If I understand correctly, it sounds like you’re saying there is a “label” direction for each animal that’s separate from each of the attributes. So, you could have activation a1 = elephant + small + furry + pink, and a2 = rabbit + small + furry + pink. a1 and a2 have the same attributes, but different animal labels. Their corresponding activations are thus different despite having the same attributes due to the different animal label components.
I’m confused why a dictionary that consists of a feature direction for each attribute and each animal label can’t explain these activations? These activations are just a (sparse) sum of these respective features, which are an animal label and a set of a few attributes, and all of these are (mostly) mutually orthogonal. In this sense the activations are just the sum of the various elements of the dictionary multiplied by a magnitude, so it seems like you should be able to explain these activations using dictionary learning.

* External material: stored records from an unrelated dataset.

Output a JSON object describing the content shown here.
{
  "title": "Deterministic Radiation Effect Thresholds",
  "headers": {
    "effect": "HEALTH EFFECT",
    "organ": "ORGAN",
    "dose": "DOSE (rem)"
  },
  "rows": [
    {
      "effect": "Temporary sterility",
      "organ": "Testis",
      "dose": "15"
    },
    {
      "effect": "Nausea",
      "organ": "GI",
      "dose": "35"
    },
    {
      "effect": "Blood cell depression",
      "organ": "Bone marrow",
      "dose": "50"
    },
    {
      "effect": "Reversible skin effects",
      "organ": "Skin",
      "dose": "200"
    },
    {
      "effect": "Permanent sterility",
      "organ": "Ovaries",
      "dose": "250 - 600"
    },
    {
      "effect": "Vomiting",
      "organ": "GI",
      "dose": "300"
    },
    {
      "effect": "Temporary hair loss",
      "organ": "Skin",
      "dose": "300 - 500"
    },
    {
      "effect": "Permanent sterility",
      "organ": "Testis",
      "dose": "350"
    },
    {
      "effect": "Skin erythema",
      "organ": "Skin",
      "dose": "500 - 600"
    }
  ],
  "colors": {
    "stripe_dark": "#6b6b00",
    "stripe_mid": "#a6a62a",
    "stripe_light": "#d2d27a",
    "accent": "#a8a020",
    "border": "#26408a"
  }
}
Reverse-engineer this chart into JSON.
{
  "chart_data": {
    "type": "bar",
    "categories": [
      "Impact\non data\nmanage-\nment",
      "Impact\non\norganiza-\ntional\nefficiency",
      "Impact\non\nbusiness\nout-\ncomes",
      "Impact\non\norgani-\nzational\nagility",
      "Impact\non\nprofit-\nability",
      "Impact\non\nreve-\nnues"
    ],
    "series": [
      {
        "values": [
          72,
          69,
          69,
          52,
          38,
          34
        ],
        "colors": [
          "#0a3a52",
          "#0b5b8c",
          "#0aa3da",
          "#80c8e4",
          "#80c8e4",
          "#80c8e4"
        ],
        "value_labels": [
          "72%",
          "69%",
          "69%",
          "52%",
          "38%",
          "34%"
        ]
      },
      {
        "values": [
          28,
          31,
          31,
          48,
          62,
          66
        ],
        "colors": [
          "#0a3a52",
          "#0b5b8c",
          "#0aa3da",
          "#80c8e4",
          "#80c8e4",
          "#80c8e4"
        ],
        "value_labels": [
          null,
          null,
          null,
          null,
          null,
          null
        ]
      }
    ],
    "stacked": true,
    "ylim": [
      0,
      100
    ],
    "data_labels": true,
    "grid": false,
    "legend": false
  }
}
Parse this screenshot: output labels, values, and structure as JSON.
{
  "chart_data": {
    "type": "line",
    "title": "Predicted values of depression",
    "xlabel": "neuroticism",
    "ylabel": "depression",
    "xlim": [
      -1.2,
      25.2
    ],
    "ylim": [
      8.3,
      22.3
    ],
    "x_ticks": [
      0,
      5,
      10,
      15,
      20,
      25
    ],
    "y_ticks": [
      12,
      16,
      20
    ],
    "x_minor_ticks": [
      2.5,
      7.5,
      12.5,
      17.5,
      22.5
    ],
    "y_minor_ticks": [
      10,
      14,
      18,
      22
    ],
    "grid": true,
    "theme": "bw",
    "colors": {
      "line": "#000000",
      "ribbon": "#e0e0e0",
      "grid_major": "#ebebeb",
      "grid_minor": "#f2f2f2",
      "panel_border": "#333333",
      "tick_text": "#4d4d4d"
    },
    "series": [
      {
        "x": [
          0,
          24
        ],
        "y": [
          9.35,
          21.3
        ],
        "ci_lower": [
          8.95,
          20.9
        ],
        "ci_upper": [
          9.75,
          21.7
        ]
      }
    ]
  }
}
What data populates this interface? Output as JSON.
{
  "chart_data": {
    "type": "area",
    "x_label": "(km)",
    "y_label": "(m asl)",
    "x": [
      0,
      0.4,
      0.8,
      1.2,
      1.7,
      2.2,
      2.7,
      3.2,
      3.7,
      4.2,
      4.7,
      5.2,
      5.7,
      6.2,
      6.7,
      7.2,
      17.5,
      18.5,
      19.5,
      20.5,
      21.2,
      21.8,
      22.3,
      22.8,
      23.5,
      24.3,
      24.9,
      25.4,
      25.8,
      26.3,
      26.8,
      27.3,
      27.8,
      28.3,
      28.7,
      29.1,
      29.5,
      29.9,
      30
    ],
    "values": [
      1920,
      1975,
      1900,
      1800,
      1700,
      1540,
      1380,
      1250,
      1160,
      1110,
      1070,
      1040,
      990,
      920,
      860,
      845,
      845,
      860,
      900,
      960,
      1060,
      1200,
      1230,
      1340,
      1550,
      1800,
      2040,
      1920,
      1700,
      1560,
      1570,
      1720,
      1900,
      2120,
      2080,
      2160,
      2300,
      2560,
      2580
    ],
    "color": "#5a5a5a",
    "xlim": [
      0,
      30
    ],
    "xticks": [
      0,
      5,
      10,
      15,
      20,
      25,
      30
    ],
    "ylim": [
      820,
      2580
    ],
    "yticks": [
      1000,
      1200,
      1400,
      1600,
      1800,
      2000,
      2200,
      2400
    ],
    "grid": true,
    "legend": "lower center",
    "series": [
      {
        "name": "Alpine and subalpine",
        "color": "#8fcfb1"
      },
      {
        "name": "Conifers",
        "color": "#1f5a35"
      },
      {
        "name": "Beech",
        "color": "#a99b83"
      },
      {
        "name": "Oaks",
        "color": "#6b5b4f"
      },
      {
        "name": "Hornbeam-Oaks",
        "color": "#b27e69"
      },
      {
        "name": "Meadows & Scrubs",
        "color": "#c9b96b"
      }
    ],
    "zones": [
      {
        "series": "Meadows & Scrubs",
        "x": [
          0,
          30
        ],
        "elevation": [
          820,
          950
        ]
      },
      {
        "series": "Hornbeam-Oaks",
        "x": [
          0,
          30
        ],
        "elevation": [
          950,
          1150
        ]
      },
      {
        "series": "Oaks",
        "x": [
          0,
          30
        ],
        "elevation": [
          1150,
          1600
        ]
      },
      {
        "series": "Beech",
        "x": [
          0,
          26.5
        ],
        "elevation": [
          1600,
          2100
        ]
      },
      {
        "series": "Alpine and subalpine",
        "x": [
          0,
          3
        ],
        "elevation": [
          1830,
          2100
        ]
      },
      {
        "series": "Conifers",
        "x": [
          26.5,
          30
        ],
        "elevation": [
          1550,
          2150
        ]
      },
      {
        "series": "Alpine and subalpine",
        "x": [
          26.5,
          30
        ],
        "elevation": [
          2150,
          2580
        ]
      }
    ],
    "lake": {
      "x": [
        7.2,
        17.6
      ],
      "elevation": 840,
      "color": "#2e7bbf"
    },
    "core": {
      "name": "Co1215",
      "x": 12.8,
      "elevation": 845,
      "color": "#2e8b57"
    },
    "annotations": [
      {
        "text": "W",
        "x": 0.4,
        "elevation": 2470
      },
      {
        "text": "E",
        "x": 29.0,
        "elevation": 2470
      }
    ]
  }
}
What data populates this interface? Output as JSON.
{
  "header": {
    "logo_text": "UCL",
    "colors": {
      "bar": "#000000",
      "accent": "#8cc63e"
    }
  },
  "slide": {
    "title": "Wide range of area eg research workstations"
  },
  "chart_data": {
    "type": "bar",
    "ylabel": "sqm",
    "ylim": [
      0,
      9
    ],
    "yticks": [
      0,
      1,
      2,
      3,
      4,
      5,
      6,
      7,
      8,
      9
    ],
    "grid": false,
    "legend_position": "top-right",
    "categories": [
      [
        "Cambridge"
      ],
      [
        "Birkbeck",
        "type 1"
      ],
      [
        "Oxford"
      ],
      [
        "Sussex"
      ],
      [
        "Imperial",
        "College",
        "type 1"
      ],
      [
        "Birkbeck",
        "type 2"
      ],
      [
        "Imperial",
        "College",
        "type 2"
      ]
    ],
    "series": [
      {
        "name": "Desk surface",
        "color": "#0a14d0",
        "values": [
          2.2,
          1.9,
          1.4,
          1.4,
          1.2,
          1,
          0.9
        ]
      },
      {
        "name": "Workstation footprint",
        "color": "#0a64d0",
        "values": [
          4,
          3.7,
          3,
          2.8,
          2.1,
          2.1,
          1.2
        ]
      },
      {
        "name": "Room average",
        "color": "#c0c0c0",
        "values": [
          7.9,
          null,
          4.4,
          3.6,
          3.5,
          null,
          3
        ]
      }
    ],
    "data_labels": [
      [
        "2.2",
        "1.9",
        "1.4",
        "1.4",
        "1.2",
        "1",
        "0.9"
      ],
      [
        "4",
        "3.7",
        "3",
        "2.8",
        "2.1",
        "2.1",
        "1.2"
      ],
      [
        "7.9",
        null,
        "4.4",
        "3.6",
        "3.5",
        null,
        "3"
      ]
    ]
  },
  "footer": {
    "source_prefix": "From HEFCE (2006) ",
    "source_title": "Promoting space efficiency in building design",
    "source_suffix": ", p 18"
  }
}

Is the idea that the 1000 animals and 50 attributes form an overcomplete basis, therefore you can come up with infinite ways to span the space using these basis components? The idea behind compressed sensing in dictionary learning is that if each activation is composed of a sparse sum of features, then L1 regularization can still recover the true features despite the basis being overcomplete.
No, the animal vectors are all fully spanned by the fifty attribute features.
The animal features are sparse. The attribute features are not sparse.[1]
The magnitudes in a dictionary seeking to decompose the activation vector into these 1050 features will not be able to match the actual magnitudes of the features ci(x),i=1…1000,c′i(x),i=1…50 as seen by linear probes and the network’s own circuits.
No, that is not the idea.
Relative to the animal features at least. They could still be sparse relative to the rest of the network if this 50-dimensional animal subspace is rarely used.
Is this just saying that there’s superposition noise, so everything is spanning everything else? If so that doesn’t seem like it should conflict with being able to use a dictionary, dictionary learning should work with superposition noise as long as the interference doesn’t get too massive.
If you mean that the attributes are a basis in the sense that the neurons are a basis, then I don’t see how you can say there’s a unique “label” direction for each animal that’s separate from the the underlying attributes such that you can set any arbitrary combination of attributes, including all attributes turned on at once or all turned off since they’re not sparse, and still read off the animal label without interference. It seems like that would be like saying that the elephant direction = [1, 0, −1], but you can change arbitrarily all 3 of those numbers to any other numbers and still be the elephant direction.